## Question 1

Download the benchmark dataset, MNIST, from http://yann.lecun.com/exdb/mnist/. Implement multi-class classification for recognizing handwritten digits (also known as multiclass logistic regression ---this is simply a feedforward neural network with k output neurons, with one output neuron for each class, and each output neuron oi returns the probability that the input data-point xj is in class i) and try it on MNIST. 

Comments: No need to implement almost anything in DL by your own (this is true in general); the software framework (ie, the DL platform) typically provides implementations for all the things discussed in class, such as the learning algorithms, the regularizations methods, the cross-validation methods, etc.

Use your favorite deep learning platform. A few candidates:

1.	Marvin from http://marvin.is/ 
2.	Caffe from http://caffe.berkeleyvision.org) 
3.	TensorFlow from https://www.tensorflow.org
4.	Pylearn2 from http://deeplearning.net/software/pylearn2/
5.	Theano, Torch, Lasagne, etc. See more platforms at http://deeplearning.net/software_links/.

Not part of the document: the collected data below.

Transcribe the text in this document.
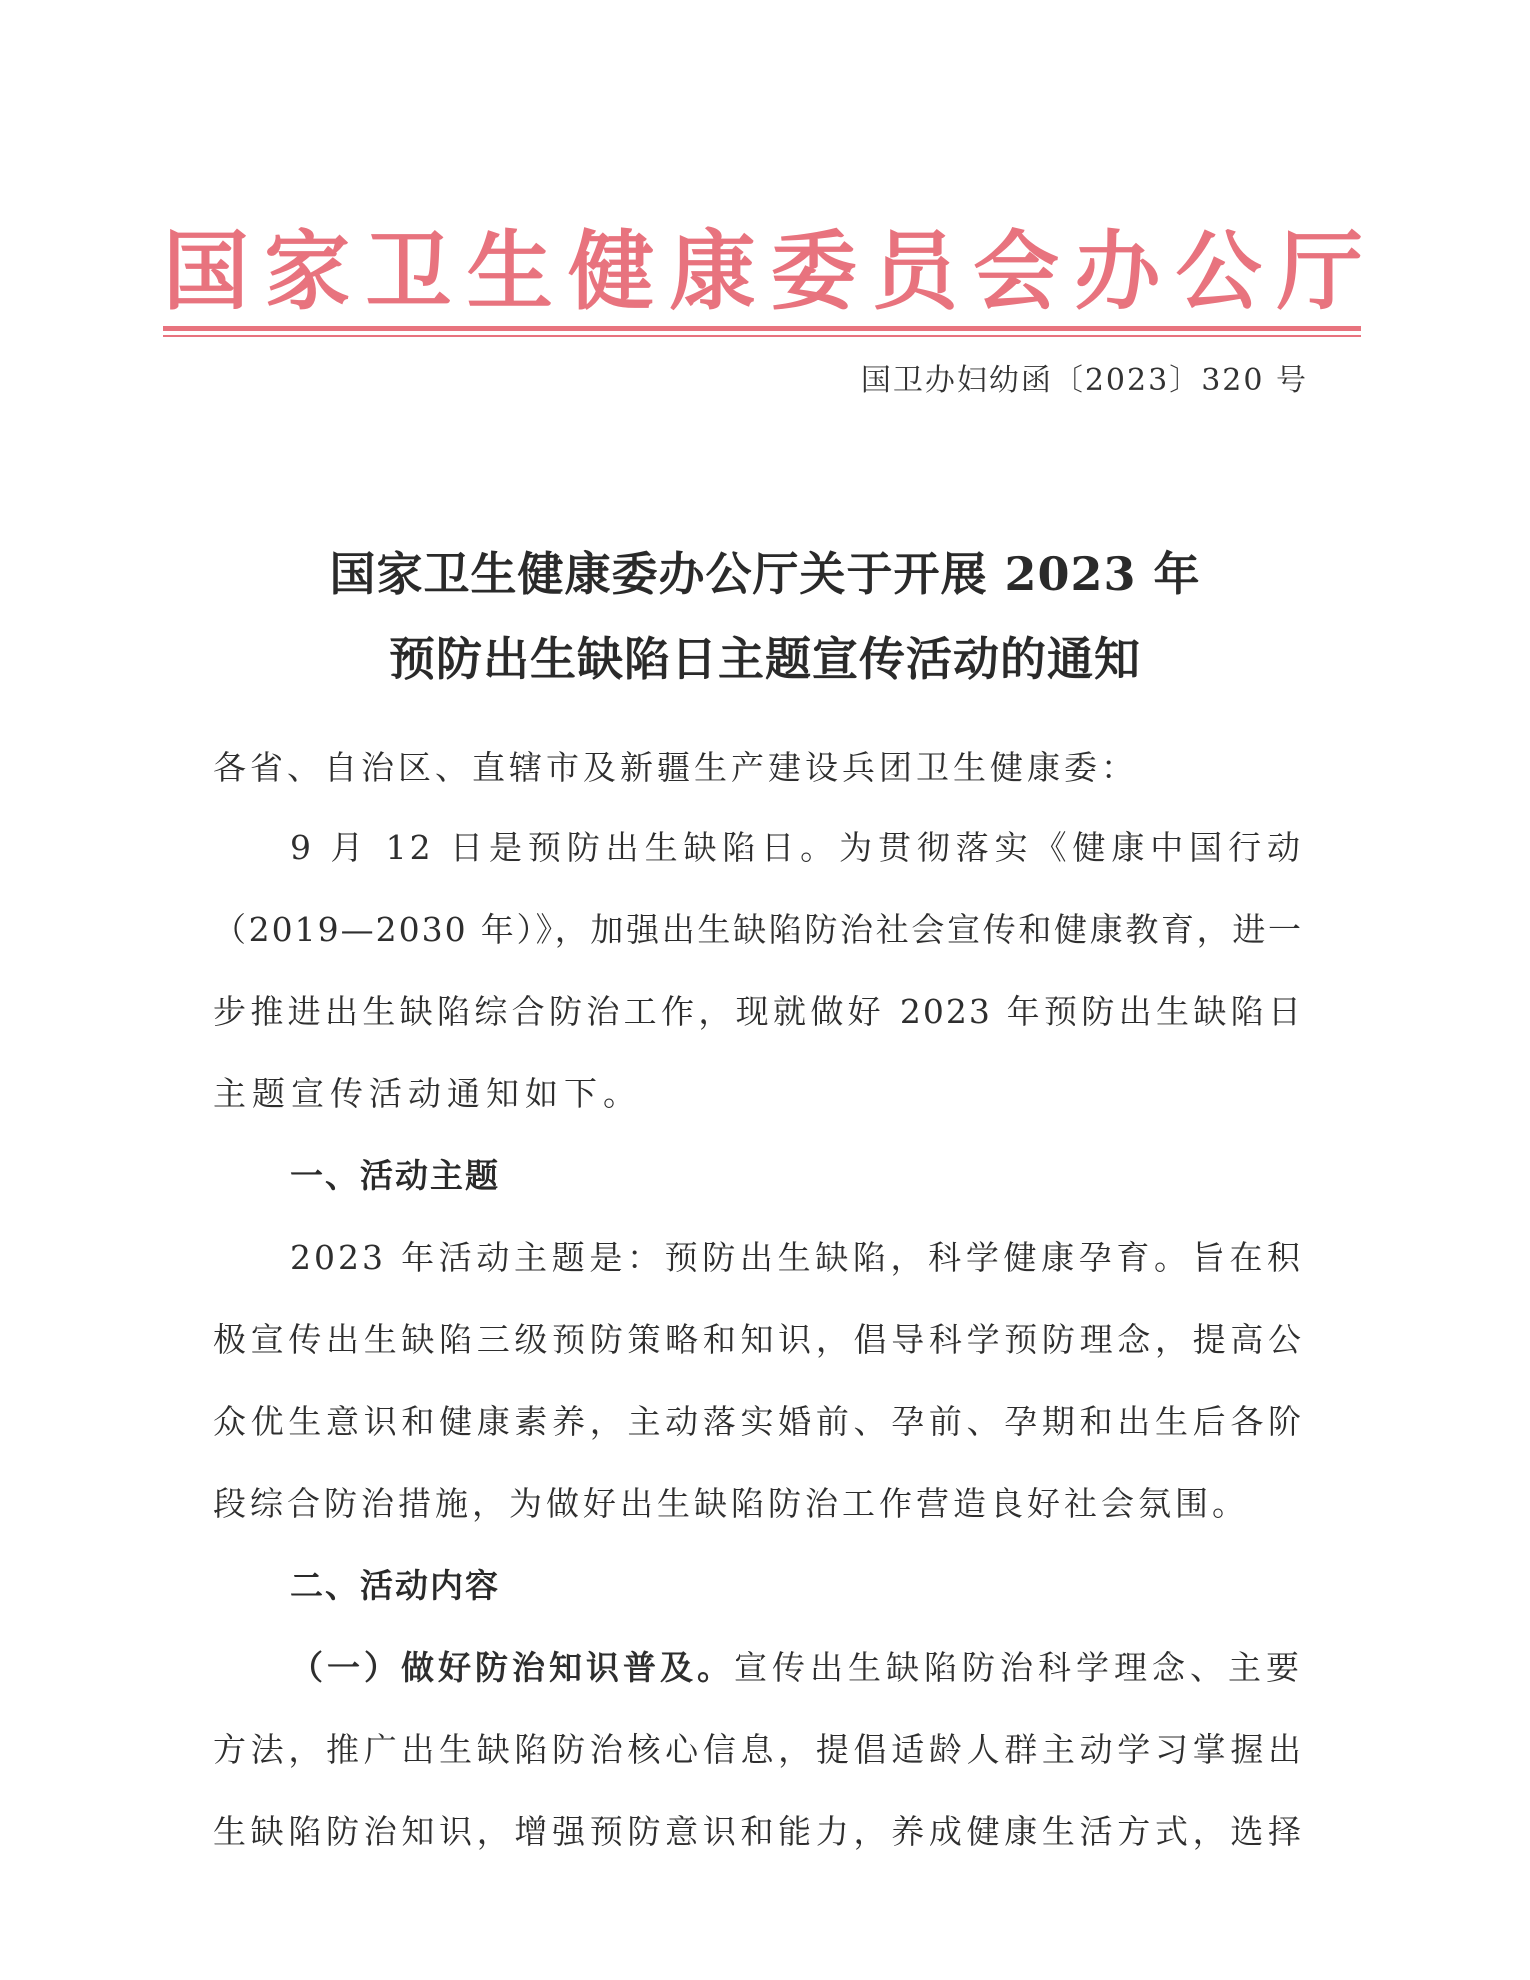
国 家 卫 生 健 康 委 员 会 办 公 厅
国卫办妇幼函〔2023〕320 号
国家卫生健康委办公厅关于开展 2023 年
预防出生缺陷日主题宣传活动的通知
各省、自治区、直辖市及新疆生产建设兵团卫生健康委：
9 月 12 日是预防出生缺陷日。为贯彻落实《健康中国行动
（2019—2030 年）》，加强出生缺陷防治社会宣传和健康教育，进一
步推进出生缺陷综合防治工作，现就做好 2023 年预防出生缺陷日
主题宣传活动通知如下。
一、活动主题
2023 年活动主题是：预防出生缺陷，科学健康孕育。旨在积
极宣传出生缺陷三级预防策略和知识，倡导科学预防理念，提高公
众优生意识和健康素养，主动落实婚前、孕前、孕期和出生后各阶
段综合防治措施，为做好出生缺陷防治工作营造良好社会氛围。
二、活动内容
（一）做好防治知识普及。 宣传出生缺陷防治科学理念、主要
方法，推广出生缺陷防治核心信息，提倡适龄人群主动学习掌握出
生缺陷防治知识，增强预防意识和能力，养成健康生活方式，选择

Read the tutorial about your selected platform (eg, for TensorFlow: https://www.tensorflow.org/tutorials), try it on MNIST; note that the first few examples in the tutorials are typically on MNIST or other simple image datasets, so you can follow the steps. 

Comments: MNIST is a standard dataset for machine learning and also deep learning. It’s good to try it on one shallow neural network (with one output neuron; eg, for recognizing a character A from a not-A character) before trying it on a deep neural network with multiple outputs. Downloading the dataset from other places in preprocessed format is allowed, but practicing how to read the dataset prepares you for other new datasets you may be interested in (thus, please, read the MNIST website carefully). 

1.	Try the basic minibatch SGD as your learning algorithm. It is recommended to try different initializations, different batch sizes, and different learning rates, in order to get a sense about how to tune the hyperparameters (batch size, and, learning rate). Remember to create and use validation dataset!. it will be very useful for you to read Chapter-11 of the textbook.

2.	It is recommended to try, at least, another optimization method of your choice (SGD with momentum, RMSProp, RMSProp with momentum, AdaGrad, AdaDelta, or Adam) and compare its performances to those of the basic minibatch SGD on the MNIST dataset. Which methods you want to try and how many you want to try and compare is up to you and up to the amount of time you have left to complete the assignment. Remember, this is a research course. You may want to read Chapter-8 also.

For this question we experimented with the following approaches:

1. Minibatch SGD with momentum, batch size = 20.
2. Minibatch SGD with momentum, batch size = 100.
2. Adam optimimizer, batch size = 20 
2. Adam optimimizer, batch size = 100 

We use Tensorflow for loading dataset and building the model. When fitting the model, the `validation_split` parameter is set to 0.2 and `epoch` = 10. 


In [1]:
import tensorflow as tf
import pandas as pd
import matplotlib.pyplot as plt
import numpy as np
from sklearn.metrics import classification_report
from sklearn.utils import class_weight

## Data preperation and Model building

In [2]:
mnist = tf.keras.datasets.mnist
(x_train, y_train), (x_test, y_test) = mnist.load_data()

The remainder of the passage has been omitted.